As medicine became less art and more science and doctoring grew more complex, certain treatments got more expensive, sometimes ruinously so. This worried surgeons, who banded together to start some of the first health insurance companies. In those early days health insurance really was insurance — an underwritten pooled risk management contract designed to protect premium-paying customers from rare and catastrophic events, much like fire insurance.

Then along came something called wage and price controls during the Second World War. Corporations were forbidden from offering higher pay to attract or retain workers. So companies got the clever idea of offering employees fringe benefits like health insurance. This gave them a competitive advantage without falling afoul of wage and price controls.

Wage and price controls long ago went the way of War Bonds, but thanks to the inherent tax advantages of fringe benefits compared to wages, company-provided health plans became even more widespread. And so, health insurance slowly evolved into a combination of catastrophic insurance and prepaid comprehensive medical care. Even so, market forces guided what employers could offer, and a wide variety of plans could be found in the private market for the self-employed.

Then along came Medicare and Medicaid, providing both health insurance and prepaid medical services as an age-tested or means-tested entitlement — paid for with OPM (Other People’s Money), which politicians adore.

Despite mighty efforts by certain politicians to expand these entitlement programs, many people still lacked employer-provided health coverage, were too young to get Medicare, or not poor enough to get Medicaid. So the pressure to get some OPM for them grew and grew.

And so, we got Obamacare, which takes a bit from everything that came before.

Obamacare is a Rube Goldberg amalgam of catastrophic insurance, pre-paid medical care, means-tested entitlements, and redistributed OPM, all bundled together with a raft of taxes, mandates, and penalties to bludgeon refuseniks who fail to sign up. It was hastily cobbled together to achieve the slimmest of Congressional majorities necessary to turn this grab bag into law.

Now we’re seeing the results. Larger and larger annual deductibles combined with narrower and narrower provider networks are becoming a common feature of Obamacare plans because that’s the only way to make the math work. These high deductibles are carefully set so that the vast majority of people forced to buy into Obamacare never satisfy those deductibles in any given year, regardless of whether they got subsidies to pay their premiums. Which takes us back full circle toward making more and more doctoring a cash business again. Who would have predicted that?

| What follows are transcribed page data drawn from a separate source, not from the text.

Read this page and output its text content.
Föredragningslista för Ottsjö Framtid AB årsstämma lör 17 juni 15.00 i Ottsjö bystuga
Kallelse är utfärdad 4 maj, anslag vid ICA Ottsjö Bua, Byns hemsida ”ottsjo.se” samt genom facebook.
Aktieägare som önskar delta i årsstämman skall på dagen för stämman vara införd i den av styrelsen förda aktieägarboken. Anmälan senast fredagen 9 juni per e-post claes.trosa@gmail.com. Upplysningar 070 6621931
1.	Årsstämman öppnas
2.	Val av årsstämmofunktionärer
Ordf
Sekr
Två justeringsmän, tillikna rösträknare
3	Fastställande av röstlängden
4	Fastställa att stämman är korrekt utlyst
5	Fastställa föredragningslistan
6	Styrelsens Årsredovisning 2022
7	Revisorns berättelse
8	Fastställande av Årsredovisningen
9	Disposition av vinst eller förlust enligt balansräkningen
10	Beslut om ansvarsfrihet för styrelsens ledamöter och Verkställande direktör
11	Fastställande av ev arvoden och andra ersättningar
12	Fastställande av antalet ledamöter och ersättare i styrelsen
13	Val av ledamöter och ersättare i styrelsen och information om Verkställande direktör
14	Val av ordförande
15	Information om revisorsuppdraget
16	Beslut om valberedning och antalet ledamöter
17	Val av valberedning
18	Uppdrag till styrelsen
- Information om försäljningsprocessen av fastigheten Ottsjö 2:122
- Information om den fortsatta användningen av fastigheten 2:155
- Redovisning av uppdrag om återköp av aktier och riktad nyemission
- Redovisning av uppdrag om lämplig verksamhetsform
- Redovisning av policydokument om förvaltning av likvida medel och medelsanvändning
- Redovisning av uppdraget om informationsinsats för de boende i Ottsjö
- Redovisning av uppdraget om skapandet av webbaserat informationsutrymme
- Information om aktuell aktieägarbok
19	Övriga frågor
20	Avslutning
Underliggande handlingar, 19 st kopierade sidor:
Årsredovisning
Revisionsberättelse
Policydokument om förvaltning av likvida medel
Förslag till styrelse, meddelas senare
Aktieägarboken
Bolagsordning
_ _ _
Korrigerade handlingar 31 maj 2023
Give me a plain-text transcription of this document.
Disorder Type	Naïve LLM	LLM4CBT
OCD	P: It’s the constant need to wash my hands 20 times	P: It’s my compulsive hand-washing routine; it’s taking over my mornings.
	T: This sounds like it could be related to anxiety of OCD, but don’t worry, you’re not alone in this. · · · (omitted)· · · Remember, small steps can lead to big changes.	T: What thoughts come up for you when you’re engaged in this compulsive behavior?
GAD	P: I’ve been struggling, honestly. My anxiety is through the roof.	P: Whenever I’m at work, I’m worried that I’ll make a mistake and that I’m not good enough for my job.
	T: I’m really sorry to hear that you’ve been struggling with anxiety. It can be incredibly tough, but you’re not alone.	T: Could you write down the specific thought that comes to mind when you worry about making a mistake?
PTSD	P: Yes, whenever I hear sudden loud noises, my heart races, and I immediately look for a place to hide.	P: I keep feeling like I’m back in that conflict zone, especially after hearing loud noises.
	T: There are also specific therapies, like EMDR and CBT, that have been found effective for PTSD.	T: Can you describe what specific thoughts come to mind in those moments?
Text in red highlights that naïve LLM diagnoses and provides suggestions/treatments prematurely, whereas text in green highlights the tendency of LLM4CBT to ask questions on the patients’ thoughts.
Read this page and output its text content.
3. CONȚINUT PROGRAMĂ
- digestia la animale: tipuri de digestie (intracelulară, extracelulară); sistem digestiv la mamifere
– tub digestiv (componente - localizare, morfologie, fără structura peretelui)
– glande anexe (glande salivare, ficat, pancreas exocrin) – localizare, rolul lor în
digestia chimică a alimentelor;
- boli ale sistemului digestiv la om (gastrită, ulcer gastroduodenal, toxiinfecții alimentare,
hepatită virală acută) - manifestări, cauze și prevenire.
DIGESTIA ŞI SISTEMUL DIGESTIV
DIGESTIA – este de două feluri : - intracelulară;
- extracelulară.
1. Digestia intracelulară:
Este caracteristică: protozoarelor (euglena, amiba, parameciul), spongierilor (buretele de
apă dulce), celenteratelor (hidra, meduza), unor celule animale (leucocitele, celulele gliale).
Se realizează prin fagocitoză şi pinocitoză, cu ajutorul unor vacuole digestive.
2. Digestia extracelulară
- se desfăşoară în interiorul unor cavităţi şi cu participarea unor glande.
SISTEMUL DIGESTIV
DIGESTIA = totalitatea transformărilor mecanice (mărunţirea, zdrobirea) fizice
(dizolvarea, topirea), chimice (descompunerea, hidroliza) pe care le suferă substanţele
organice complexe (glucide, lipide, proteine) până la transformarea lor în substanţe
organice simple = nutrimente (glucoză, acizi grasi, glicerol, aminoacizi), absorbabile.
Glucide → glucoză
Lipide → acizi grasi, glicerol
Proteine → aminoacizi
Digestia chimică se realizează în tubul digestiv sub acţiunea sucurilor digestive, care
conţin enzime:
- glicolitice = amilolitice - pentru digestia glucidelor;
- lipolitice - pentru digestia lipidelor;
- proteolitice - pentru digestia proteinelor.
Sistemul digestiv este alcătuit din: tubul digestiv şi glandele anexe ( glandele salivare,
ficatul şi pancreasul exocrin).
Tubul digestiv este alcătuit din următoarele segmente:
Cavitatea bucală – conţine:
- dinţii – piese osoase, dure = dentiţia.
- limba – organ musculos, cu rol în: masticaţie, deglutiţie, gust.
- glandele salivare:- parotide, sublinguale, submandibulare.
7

The problem is that the vast majority of both Obamacare and private employer health care contracts contain clauses that lock providers into a pricing schedule that forbids offering discounts to out-of-network individuals purchasing one-off procedures, forcing them to charge inflated list prices that bear little connection to those procedures’ actual cost.

Thankfully, entrepreneurs spotted an opportunity to create an Internet-based middleman matching cash-paying individuals with willing health care providers, negotiating bulk discounts designed to put customers on a level playing field with large health plan providers. Most importantly, customers could comparison shop for common procedures like MRIs and colonoscopies across the most cost effective providers nationwide. Think about it, who cares about the price of a plane ticket if you can save $5,000 on a procedure? By pre-paying online with a credit card customers would be guaranteed fixed up-front pricing, while happy providers could be paid promptly rather than wait months for reimbursement. To be even more consumer friendly, these entrepreneurs made arrangements with loan providers to offer installment payment plans for that must-have procedure.

Hence, MDSave was born. As the country returns to cash doctoring for more and more of its medical care, we’re likely to see more innovations of this sort. Who knows, one day dynamic market forces might even return to the health care industry, creating feedback loops to make medical services cheaper and cheaper every year, just the way prices usually decline in most unregulated technology-based markets.